Accounts affirm: of the young men who endured this terrible ordeal, one had his hair turn white; a second went mad and never recovered his sanity; a third, whose two-hundredth birthday we celebrate in 2021, went on to write Crime and Punishment.

The mock-execution and the years in Siberian prison—thinly fictionalized in his novel Notes from the House of the Dead (1860)—changed Dostoevsky forever. His naive, hopeful romanticism disappeared. His religious faith deepened. The sadism of both prisoners and guards taught him that the sunny view of human nature presumed by utilitarianism, liberalism, and socialism were preposterous. Real human beings differed fundamentally from what these philosophies presumed.

. . . .

Dostoevsky’s characters astonish by their complexity. Their unpredictable but believable behavior reminds us of experiences beyond the reach of “scientific” theories. We appreciate that people, far from maximizing their own advantage, sometimes deliberately make victims of themselves in order, for example, to feel morally superior. In The Brothers Karamazov (1880), Father Zosima observes that it can be very pleasant to take offense, and Fyodor Pavlovich replies that it can even be positively distinguished.

In fact, people harm themselves for many reasons. They tear at their own wounds and derive a peculiar pleasure from doing so. They deliberately humiliate themselves. To their own surprise, they experience impulses stemming from resentments long suppressed and, as a result, create scandalous scenes or commit horrible crimes. Freud particularly appreciated Dostoevsky’s exploration of the dynamics of guilt. But neither Freud nor most Western readers have grasped that Dostoevsky intended his descriptions of human complexity to convey political lessons. If people are so surprising, so “undefined and mysterious,” then social engineers are bound to cause more harm than good.

The narrator of The House of the Dead describes how prisoners sometimes, for no apparent reason, suddenly do something highly self-destructive. They may attack a guard, even though the punishment—running a gauntlet of thousands of blows—usually proves fatal. Why? The answer is that the essence of humanness lies in the possibility of surprise. The behavior of material objects can be fully explained by natural laws, and for materialists the same is true of people, if not yet, then in the near future. But people are not just material objects, and will do anything, no matter how self-destructive, to prove they are not.

The whole point of prison, as Dostoevsky experienced it, is to restrict people’s ability to make their own choices. But choice is what makes us human. Those prisoners lash out because of their ineradicable craving to have a will of their own, and that craving is ultimately more important than their own well-being and, indeed, than life itself.
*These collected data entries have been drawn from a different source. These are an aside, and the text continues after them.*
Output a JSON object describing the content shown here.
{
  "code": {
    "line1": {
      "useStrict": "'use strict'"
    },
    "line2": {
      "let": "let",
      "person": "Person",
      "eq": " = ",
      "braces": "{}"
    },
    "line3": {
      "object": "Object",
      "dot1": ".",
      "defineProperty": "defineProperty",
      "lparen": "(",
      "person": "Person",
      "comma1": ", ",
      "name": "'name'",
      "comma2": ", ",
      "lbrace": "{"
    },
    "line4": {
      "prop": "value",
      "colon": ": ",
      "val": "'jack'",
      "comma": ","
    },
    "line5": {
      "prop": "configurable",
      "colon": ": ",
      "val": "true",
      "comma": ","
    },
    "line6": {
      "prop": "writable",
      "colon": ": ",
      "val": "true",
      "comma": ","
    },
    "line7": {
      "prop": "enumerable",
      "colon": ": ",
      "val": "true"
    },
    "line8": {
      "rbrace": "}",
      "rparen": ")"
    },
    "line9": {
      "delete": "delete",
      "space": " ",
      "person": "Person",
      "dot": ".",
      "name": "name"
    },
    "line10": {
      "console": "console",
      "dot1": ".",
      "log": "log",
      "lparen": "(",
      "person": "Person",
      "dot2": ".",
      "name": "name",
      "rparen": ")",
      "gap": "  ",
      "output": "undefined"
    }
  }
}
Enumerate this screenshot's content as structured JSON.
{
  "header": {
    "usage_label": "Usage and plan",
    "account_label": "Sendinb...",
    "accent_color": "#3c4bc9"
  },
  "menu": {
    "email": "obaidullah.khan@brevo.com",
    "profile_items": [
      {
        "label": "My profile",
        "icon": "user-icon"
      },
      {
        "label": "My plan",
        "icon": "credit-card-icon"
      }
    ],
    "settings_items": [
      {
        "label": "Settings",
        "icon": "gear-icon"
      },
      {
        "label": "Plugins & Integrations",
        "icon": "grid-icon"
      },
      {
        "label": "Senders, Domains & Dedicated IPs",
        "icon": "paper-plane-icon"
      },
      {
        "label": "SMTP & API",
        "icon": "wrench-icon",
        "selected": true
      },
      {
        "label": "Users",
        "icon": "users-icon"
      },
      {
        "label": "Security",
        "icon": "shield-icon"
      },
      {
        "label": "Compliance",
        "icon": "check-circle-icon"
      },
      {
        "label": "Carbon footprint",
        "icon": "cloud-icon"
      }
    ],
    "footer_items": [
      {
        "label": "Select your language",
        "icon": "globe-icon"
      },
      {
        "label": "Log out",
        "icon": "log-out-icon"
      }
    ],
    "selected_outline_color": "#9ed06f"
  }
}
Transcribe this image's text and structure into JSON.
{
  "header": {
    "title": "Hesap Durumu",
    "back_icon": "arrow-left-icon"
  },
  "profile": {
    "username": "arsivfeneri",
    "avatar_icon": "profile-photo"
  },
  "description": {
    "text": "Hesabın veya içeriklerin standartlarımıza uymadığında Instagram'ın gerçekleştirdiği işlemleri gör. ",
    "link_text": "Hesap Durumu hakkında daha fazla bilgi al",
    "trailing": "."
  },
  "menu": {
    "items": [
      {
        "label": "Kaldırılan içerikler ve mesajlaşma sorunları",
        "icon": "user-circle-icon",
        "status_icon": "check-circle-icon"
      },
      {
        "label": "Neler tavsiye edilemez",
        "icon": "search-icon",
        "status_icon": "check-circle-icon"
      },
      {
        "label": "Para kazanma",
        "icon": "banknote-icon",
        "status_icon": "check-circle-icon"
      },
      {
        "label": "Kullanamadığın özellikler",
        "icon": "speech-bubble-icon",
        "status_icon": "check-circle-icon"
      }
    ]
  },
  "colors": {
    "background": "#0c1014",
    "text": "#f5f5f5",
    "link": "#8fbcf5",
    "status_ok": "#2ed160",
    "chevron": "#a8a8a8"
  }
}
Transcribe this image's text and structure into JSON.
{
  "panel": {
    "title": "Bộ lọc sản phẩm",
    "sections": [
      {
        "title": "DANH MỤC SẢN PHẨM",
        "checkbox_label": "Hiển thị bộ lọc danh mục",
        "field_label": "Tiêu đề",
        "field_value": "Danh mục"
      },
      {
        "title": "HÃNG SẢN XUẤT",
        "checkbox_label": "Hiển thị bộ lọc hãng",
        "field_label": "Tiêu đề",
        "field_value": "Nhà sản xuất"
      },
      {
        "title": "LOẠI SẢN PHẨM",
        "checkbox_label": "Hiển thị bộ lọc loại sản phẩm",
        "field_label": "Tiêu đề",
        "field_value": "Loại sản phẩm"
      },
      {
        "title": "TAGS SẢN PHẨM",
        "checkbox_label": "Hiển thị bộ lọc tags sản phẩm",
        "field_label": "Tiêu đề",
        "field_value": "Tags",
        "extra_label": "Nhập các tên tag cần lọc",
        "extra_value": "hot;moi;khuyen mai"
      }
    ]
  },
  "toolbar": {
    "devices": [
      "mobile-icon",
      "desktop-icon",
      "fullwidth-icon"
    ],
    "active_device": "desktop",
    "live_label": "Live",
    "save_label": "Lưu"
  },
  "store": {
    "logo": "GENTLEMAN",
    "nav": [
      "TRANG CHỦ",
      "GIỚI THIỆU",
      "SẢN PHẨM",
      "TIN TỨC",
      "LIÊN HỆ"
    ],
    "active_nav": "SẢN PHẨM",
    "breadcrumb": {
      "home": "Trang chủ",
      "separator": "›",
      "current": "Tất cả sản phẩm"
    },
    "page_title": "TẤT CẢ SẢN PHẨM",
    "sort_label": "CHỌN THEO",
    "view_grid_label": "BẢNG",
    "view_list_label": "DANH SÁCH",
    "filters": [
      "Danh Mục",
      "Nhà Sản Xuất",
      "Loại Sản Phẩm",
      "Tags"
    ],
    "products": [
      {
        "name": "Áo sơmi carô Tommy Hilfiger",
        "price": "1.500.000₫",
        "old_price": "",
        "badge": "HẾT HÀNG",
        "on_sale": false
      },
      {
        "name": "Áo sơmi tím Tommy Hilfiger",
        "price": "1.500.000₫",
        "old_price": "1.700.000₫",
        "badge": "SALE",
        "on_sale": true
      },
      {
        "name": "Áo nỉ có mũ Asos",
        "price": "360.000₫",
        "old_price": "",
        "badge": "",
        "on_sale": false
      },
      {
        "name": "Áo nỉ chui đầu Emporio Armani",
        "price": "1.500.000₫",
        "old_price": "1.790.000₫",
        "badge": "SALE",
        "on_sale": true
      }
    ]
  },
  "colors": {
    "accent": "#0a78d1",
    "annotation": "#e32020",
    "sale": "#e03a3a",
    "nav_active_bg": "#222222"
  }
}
The nameless narrator of Dostoevsky’s 1864 novella Notes from Underground (usually called “the underground man”) insists that the aspiration of social sciences to discover the iron laws of human behavior threatens to reduce people to “piano keys or organ stops.” If such laws exist, if “some day they truly discover a formula for all our desires and caprices,” he reasons, then each person will realize that “everything is done by itself according to the laws of nature.” As soon as those laws are discovered, people will no longer be responsible for their actions. What’s more,

All human actions will then, of course, be tabulated according to these laws, mathematically, like tables of logarithms up to 108,000. . . . there would be published certain edifying works like the present encyclopedia lexicons, in which everything will be so clearly calculated and designated that there will be no more . . . adventures in the world. . . . Then the crystal palace [utopia] will be built.